Review of Moloch

Moloch (1999)
7/10
A Strange Fantasy on The Life of A Madman
1 April 2013
This is not a film one "likes" in the ordinary sense that one might like, say "The Sound of Music." It is, however a film that could be admired for it's intention and for much of it's execution. I admired much of what the director was attempting, an unconventional look at Hitler's private life as an isolated, paranoid, lonely, often clueless individual who cannot connect with any kind of reality, but is still loved for himself by Eva.

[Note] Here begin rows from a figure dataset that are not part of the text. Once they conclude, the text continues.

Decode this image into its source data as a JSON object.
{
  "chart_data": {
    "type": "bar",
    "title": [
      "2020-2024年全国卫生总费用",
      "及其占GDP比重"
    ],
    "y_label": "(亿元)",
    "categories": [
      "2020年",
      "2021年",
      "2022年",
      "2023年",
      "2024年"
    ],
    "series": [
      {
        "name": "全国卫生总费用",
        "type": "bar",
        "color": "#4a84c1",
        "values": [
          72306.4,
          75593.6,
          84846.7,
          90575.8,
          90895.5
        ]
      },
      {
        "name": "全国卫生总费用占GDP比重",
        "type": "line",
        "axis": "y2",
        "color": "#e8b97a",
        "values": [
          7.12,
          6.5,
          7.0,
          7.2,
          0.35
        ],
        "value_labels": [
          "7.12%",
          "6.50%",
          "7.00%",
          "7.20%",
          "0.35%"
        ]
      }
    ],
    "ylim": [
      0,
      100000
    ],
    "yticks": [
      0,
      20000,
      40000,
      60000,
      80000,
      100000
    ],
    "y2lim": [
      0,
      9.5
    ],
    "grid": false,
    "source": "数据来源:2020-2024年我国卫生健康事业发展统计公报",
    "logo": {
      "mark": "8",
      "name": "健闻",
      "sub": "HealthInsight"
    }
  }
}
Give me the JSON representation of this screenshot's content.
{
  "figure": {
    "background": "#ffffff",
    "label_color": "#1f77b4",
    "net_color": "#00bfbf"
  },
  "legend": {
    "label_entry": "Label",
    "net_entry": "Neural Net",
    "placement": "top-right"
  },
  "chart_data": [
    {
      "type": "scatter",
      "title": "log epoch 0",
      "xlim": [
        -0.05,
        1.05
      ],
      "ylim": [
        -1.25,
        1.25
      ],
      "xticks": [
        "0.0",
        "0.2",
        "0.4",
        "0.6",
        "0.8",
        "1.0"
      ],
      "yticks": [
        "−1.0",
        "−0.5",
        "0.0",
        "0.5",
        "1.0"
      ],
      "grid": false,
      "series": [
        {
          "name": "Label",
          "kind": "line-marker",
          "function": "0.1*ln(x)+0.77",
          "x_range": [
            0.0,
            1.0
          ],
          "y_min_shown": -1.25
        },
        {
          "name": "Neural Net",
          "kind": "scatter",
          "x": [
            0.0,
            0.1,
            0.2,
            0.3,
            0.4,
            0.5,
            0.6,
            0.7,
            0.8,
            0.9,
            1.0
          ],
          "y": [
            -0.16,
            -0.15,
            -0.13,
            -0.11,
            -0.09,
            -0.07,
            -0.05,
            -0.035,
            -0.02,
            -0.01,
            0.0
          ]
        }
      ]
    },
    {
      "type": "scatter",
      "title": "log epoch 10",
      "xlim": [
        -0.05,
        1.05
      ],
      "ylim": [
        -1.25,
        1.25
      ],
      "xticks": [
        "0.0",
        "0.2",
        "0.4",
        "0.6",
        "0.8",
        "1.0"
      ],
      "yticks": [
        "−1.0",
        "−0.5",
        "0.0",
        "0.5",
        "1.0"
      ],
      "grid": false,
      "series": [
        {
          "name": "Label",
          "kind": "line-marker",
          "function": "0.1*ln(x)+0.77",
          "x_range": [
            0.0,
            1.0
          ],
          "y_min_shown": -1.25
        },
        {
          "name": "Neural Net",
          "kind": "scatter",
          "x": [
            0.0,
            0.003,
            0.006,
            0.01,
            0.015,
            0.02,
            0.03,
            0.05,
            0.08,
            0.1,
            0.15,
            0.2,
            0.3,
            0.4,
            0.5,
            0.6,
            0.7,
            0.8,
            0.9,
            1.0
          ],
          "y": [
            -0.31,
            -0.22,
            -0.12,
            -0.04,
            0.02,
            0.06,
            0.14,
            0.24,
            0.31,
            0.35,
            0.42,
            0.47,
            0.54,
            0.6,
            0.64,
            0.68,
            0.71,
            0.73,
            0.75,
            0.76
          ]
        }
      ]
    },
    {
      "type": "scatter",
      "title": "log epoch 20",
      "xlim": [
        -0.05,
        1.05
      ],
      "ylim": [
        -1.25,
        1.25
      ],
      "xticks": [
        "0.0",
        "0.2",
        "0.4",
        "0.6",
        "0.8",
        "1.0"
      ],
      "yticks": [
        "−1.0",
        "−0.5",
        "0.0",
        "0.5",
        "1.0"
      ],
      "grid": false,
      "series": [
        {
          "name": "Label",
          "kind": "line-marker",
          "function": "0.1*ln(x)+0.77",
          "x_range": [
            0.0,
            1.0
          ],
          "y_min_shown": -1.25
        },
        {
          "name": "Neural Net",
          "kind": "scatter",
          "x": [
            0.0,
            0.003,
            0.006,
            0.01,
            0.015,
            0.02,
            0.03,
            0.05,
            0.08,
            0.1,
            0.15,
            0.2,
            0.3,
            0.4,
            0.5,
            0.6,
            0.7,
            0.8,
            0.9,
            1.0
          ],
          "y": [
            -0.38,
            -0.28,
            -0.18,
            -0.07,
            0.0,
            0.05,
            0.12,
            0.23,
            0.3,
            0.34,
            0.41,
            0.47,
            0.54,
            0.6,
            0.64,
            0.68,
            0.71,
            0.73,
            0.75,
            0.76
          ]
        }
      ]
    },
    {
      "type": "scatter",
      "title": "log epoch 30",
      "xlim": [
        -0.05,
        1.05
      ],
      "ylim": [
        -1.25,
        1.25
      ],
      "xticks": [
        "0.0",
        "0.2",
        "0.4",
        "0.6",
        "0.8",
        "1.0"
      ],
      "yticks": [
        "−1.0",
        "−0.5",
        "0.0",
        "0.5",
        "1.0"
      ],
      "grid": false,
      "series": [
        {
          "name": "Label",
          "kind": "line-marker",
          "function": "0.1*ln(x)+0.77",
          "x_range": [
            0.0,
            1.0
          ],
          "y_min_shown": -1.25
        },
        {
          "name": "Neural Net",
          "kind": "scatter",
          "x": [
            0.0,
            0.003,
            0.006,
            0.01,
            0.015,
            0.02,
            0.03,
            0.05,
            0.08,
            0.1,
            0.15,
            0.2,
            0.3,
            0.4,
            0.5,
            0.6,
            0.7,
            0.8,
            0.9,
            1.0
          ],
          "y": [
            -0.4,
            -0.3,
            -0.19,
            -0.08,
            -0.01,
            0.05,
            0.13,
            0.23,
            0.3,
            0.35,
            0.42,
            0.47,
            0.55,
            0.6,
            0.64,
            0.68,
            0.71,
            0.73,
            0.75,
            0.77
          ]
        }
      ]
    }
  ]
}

Moloch is a curious, slow-moving construct, and is, in someways, about the disconnect between those who have power and those who depend upon them: the opening, featuring a nude Eva Braun dancing faun-like on some stone battlements in the fog, is odd and fascinating; what follows no less so, a sort of Fantasia On The Mad Dictator; the film is a curiosity.

Just it is difficult to nail down the character of W. C. Fields in a film, or Clark Gable, or Charlie Chaplin, it is always difficult to recreate the 20th Century's most notable villain, Adolph Hitler. Many from Alec Guinness and Anthony Hopkins to Richard Basehart have tried, but Bruno Ganz in Downfall offers the unimpeachable impersonation--but Downfall a different kind of film. Like the kinky film "Even Dwarfs Started Small," Moloch is an oddity, fascinating to some history or film fans, exasperating for most mainstream audiences.